Tim and Nina had stayed there for a week before moving to Africa. They ate simple food in the big, stone-flagged kitchen, sat on the first floor terrace and watched the sun set and the purple night move in, and strolled hand-in-hand across the fields, drunk on the rich smell of the lavender bushes.

It was a good time. It could be good again, Nina thought as she nodded.

“That’s a great idea. Is it empty now?”

“I think so,” Tim was already reaching for his phone. “I’ll check right now.”

Twenty minutes later, the question was settled. They would leave in a week. Tim had already called his colleagues.

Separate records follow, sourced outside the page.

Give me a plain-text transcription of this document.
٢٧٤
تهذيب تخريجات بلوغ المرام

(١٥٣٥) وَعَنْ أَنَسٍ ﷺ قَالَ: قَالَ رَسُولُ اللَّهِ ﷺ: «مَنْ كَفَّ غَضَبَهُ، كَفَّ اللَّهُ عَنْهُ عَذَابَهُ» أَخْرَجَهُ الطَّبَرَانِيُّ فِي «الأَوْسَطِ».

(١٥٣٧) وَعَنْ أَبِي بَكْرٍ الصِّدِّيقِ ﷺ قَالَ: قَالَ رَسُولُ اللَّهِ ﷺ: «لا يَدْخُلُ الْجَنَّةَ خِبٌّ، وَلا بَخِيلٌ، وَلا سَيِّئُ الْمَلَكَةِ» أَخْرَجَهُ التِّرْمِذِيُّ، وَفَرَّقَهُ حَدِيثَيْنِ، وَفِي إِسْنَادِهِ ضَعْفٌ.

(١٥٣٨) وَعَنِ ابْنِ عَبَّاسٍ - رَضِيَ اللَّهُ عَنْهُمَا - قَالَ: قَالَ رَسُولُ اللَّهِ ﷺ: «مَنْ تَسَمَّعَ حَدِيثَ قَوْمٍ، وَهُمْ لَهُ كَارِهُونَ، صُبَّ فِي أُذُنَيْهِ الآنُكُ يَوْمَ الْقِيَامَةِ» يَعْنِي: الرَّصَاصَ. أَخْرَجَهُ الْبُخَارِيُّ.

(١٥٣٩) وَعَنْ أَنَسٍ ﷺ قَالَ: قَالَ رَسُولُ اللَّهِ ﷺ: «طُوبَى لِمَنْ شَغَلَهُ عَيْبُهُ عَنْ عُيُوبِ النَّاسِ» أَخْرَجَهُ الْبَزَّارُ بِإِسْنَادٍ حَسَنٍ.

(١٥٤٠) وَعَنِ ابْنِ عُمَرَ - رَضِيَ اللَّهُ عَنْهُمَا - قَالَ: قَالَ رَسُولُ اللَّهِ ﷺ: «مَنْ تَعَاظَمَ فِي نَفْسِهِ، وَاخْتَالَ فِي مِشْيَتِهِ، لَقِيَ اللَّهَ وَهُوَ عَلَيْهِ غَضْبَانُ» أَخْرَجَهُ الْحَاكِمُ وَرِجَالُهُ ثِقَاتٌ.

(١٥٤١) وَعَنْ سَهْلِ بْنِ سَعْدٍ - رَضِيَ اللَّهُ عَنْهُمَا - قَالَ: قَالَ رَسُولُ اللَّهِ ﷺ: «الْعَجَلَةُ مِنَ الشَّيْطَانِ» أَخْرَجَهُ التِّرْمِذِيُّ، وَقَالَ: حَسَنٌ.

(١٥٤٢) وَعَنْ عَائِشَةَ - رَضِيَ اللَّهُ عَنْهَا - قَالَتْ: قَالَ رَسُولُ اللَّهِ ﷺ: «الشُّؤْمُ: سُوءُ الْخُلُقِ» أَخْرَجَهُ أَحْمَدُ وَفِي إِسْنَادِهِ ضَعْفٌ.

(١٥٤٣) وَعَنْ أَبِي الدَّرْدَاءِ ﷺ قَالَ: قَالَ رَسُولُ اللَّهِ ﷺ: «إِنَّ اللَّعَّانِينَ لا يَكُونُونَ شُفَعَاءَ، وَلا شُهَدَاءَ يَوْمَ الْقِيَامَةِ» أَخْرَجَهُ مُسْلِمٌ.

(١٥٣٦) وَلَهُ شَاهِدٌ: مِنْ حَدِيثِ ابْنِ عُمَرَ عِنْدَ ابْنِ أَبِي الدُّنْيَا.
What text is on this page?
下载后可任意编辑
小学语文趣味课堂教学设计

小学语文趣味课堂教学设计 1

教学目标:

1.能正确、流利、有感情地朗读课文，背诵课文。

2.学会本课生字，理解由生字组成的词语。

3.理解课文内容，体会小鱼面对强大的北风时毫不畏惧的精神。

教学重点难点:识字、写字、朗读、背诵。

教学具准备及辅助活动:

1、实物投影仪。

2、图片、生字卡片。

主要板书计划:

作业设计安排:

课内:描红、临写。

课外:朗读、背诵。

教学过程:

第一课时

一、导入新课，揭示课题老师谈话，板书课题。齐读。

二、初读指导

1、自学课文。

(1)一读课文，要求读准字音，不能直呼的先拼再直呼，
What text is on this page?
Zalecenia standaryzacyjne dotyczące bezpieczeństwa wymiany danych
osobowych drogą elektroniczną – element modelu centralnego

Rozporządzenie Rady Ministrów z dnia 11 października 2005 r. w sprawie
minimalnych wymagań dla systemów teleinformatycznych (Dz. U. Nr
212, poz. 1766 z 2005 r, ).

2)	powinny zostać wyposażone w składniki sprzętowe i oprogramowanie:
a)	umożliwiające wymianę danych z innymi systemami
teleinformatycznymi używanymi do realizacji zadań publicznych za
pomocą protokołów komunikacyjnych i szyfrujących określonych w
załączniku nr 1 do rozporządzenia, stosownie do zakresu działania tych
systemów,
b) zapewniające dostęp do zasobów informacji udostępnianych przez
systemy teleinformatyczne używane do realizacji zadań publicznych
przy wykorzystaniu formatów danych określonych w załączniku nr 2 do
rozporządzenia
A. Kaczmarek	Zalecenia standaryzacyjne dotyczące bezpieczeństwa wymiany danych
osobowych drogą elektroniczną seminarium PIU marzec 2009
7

They were sympathetic and with new staff now on base in Monrovia, he could be spared.

The ceasefire had allowed more relief groups to access Liberia and aid was now flooding in as were trained personnel. The crisis was under control for now.

Nina’s bosses had told her to take all the time she needed. She said she would call them when she felt better.

“So that’s settled.” Tim was delighted. “You’ll see. Things will look different after some time away.”

He gave her another hug and headed for the shower. She flicked on the television, but her mind ached with questions.

How could she plan a holiday now? Was Shaun’s death to be so diminished? She wanted to scream out that this was the only way to keep her mind intact and start the slow process of salvaging her marriage.

If she stayed, she would break down. She would confront Tim and try to ease her burden by confessing. And that would kill their marriage. Of that she was sure.

They might have survived infidelity. But this was infidelity and tragedy and unanswered questions that would weigh on both of them forever. She must bear the burden alone. She would go to France and try to start again.